On 2023/4/25 18:24, Peter Zijlstra wrote:
On Tue, Apr 25, 2023 at 06:02:04AM -0400, zhaomzhao@xxxxxxx wrote:
From: Zhao Mengmeng <zhaomengmeng@xxxxxxxxxx>

During calculate numa_scan_period diff, the actual code
and the comment are inconsistent. The comment says it is
using shared faults ratio, but code uses private faults
ratio. This patch fixes it.

So for some reason you think the comment is correct ? You also don't
discuss the performance changes caused by changing the code.

Sorry for the repeated mail and thanks for your comments.

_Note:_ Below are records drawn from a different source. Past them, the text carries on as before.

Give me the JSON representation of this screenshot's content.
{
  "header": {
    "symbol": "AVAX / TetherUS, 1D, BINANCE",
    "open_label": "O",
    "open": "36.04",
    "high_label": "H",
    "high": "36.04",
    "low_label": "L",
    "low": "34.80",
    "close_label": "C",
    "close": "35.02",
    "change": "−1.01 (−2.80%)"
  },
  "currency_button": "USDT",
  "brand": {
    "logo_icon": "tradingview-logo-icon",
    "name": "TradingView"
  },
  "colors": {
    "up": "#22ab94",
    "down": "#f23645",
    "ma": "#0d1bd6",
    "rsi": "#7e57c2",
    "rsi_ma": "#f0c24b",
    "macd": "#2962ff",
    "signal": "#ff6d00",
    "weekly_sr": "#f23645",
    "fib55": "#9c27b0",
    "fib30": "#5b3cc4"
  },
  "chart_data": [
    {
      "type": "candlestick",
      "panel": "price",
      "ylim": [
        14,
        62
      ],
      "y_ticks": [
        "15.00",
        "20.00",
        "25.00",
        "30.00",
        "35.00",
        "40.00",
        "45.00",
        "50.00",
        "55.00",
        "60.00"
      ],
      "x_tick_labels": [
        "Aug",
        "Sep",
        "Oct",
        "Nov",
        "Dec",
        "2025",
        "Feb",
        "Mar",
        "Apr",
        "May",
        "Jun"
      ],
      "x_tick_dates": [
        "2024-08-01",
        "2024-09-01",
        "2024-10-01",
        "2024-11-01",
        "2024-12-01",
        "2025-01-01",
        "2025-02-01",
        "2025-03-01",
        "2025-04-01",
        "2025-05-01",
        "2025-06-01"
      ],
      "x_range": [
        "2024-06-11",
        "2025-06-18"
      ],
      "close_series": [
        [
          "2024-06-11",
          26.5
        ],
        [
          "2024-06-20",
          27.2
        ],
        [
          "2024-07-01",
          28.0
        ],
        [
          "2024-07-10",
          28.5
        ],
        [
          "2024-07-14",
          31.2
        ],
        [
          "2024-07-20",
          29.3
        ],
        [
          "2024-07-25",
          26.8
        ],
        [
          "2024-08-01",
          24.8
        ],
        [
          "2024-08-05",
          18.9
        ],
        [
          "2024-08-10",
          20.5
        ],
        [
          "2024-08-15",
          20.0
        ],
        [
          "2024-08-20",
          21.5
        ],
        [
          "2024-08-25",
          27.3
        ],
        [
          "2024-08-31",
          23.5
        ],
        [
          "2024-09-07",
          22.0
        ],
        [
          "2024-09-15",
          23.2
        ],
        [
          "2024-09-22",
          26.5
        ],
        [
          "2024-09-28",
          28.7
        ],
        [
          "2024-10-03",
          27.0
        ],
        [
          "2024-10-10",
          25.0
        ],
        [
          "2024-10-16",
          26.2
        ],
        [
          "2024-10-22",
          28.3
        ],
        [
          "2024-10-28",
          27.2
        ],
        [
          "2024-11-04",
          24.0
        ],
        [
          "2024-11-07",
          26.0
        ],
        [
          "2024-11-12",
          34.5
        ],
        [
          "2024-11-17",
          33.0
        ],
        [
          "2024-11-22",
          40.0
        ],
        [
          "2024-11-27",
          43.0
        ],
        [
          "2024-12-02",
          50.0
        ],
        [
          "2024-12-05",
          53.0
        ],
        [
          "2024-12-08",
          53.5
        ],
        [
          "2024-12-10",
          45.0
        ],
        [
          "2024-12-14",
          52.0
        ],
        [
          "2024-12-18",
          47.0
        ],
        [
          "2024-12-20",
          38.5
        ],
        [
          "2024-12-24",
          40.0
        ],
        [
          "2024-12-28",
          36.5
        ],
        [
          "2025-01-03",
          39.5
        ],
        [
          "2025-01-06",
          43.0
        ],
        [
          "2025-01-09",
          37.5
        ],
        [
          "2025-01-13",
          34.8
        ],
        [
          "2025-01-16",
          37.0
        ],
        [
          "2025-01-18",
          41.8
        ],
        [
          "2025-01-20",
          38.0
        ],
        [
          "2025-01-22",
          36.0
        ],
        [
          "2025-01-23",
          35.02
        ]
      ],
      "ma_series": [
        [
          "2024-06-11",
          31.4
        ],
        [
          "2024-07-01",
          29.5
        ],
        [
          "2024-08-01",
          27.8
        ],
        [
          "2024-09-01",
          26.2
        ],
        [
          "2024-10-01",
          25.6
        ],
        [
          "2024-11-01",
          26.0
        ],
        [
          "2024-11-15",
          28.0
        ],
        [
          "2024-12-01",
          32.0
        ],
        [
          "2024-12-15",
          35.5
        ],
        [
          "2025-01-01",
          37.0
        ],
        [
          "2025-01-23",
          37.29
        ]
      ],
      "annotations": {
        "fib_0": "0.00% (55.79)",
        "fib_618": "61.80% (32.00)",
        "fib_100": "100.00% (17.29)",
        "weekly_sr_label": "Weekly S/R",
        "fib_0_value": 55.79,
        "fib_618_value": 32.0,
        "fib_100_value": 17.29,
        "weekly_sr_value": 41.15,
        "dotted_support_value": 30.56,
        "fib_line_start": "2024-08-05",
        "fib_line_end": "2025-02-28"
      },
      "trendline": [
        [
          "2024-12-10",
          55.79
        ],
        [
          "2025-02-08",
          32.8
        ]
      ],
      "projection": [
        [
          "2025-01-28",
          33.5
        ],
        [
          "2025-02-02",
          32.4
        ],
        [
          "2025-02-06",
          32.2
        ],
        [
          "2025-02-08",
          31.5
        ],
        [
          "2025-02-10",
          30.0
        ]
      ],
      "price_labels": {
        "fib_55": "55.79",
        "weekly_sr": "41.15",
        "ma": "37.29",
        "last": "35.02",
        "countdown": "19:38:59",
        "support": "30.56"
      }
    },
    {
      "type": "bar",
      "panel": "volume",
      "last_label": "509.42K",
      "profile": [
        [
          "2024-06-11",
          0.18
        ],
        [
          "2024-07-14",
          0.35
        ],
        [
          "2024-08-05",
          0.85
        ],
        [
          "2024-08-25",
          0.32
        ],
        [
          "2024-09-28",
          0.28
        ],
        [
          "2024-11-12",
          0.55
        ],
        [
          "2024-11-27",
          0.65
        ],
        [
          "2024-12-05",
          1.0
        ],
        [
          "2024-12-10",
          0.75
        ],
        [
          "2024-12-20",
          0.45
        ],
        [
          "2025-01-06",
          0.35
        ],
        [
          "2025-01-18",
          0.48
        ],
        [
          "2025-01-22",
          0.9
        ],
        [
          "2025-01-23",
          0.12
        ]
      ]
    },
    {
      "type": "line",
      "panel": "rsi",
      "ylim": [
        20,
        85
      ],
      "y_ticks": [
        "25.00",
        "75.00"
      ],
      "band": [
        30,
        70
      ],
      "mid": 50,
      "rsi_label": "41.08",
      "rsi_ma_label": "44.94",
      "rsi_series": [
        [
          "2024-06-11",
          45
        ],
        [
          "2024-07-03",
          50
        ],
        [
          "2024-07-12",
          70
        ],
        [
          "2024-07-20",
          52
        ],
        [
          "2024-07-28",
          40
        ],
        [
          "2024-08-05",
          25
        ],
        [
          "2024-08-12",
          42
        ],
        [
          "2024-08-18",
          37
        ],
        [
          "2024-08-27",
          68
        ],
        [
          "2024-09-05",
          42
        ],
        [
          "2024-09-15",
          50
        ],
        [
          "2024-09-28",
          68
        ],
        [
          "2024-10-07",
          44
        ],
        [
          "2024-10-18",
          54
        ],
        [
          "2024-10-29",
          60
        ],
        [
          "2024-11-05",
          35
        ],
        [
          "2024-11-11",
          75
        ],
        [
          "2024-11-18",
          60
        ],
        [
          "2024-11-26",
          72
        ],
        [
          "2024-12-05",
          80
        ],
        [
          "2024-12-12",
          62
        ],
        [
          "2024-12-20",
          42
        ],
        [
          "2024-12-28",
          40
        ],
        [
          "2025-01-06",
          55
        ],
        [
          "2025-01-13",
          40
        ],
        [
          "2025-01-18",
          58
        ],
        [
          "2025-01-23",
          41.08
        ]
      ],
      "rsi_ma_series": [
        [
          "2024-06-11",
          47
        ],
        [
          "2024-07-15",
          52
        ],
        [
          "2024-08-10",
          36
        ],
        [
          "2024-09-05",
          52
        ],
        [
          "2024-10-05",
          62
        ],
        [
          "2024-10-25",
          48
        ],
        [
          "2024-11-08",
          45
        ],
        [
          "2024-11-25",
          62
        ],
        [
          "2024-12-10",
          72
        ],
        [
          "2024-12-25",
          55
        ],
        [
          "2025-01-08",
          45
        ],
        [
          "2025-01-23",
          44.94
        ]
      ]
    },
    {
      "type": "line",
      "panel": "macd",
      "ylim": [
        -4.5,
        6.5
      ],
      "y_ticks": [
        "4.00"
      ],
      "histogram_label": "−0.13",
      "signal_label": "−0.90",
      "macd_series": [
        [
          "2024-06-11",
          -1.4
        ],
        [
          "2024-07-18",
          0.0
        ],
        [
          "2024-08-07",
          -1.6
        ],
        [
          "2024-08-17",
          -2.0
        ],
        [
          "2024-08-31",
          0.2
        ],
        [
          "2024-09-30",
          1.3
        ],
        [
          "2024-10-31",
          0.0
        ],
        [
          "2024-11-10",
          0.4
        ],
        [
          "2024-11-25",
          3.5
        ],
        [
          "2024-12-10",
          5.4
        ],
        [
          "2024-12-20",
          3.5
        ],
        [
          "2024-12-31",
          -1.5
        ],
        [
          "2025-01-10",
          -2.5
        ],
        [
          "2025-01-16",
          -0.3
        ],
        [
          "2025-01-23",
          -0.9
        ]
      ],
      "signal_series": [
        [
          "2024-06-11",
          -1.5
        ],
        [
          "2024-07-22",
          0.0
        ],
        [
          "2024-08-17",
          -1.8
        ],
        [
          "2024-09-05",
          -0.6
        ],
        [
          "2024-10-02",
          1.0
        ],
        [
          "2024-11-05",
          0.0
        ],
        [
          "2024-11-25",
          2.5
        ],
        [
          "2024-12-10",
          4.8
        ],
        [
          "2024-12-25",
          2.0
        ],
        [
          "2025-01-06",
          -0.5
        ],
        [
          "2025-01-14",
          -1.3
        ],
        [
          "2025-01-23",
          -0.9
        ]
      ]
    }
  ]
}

First, I'd like to make some additions. When I was studying the numa-balancing code and found this inconsistency, I feel like the same as you: the comment is out-dated and not matching the code , so I was intended to change the comment. But after some git digging work, I change my mind.

Function update_task_scan_period was added in "04bb2f9475054: sched/numa: Adjust scan rate in task_numa_placement", which set up the basis. Though the details logic inside the function may change a lot, this function's outer-side effect keep the same.
"""
Increase the scan period (slow down scanning) if the majority of our memory is
already on our local node, or if the majority of the page accesses are shared
with other processes
"""
Later, in commit "37ec97deb3a8c: sched/numa: Slow down scan rate if shared faults dominate", the author claims that
"""
However, with the current code, all a high ratio of shared accesses
does is slow down the rate at which scanning is made faster.

This patch changes things so either lots of shared accesses or
lots of local accesses will slow down scanning, and numa scanning
is sped up only when there are lots of private faults on remote
memory pages.
"""
But the actual code logic doesn't reflect his intention in commit log, which resulting the latest code used by kernel. Based on the this, I change the code and make this patch. That is *the reason I think the comment is correct*.

Second, the performance. I'm sorry that it is the shortage of my work. Which benchmark shall I use, like autonuma-benchmark? I'm lack of physical server with multi numa node for testing, is it enough to offer a virtual machine testing result? Besides, this patch just meant to achieve the initial design, not for optimization, is a performance result necessary?

Best regards.